05 October 2011

Petrarch and absence

Life is busy.  Today is no less busy.  Tomorrow will be no less busy than this.  My second year is going by in a haze of sleepiness.


I am reading Petrarch, and thinking about time, loss, and ruin, but that is no less of a reason to note the other quotations that speak to me for some other reason.  So, from Petrarch's Rerum familiarium libri, book 1




"For me, I am arranging my belongings in little bundles, as wanderers are wont to do..."


"it seemed rashness, indeed madness, to have undertaken so many long and demanding works in such a brief and indefinite period of time, and to have directed my talents which would hardly suffice for limited undertakings to so great a variety of writings." 


On defending his plain style: "But in what manner can I please everyone when I have always striven to please a few?"

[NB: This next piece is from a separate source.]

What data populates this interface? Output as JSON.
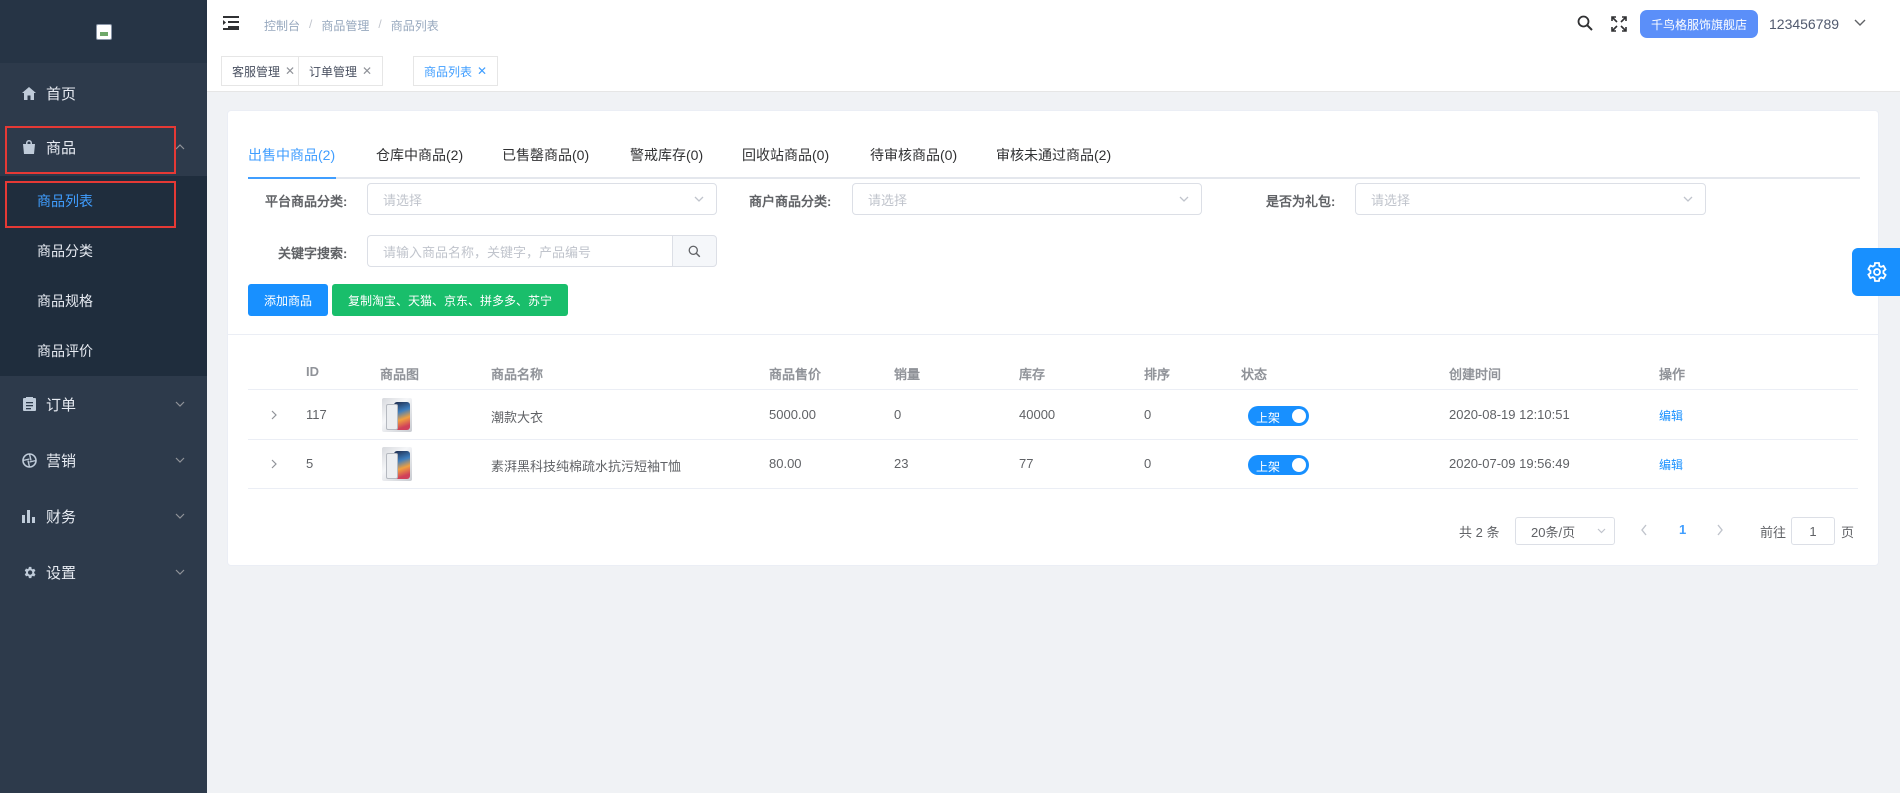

"Between the blindness caused by love and that produced by envy there may be a great difference in point of cause, but there is no difference in effect." 


"We must therefore be content with the limits of the talents that God and nature granted us.  If we do not so this we shall never be able to live without anxiety.  And as long as we pursue the knowledge of things, a road we must travel without interruption until our very last breath, new areas of darkness will appear daily into which our areas of ignorance cannot reach.  This is the source of our sorrow and indignation and disdain. ... And this is why knowledge which ought to be the source of sacred pleasure becomes a source of very troublesome anxiety and extinguishes the very life which it promised to serve as guide."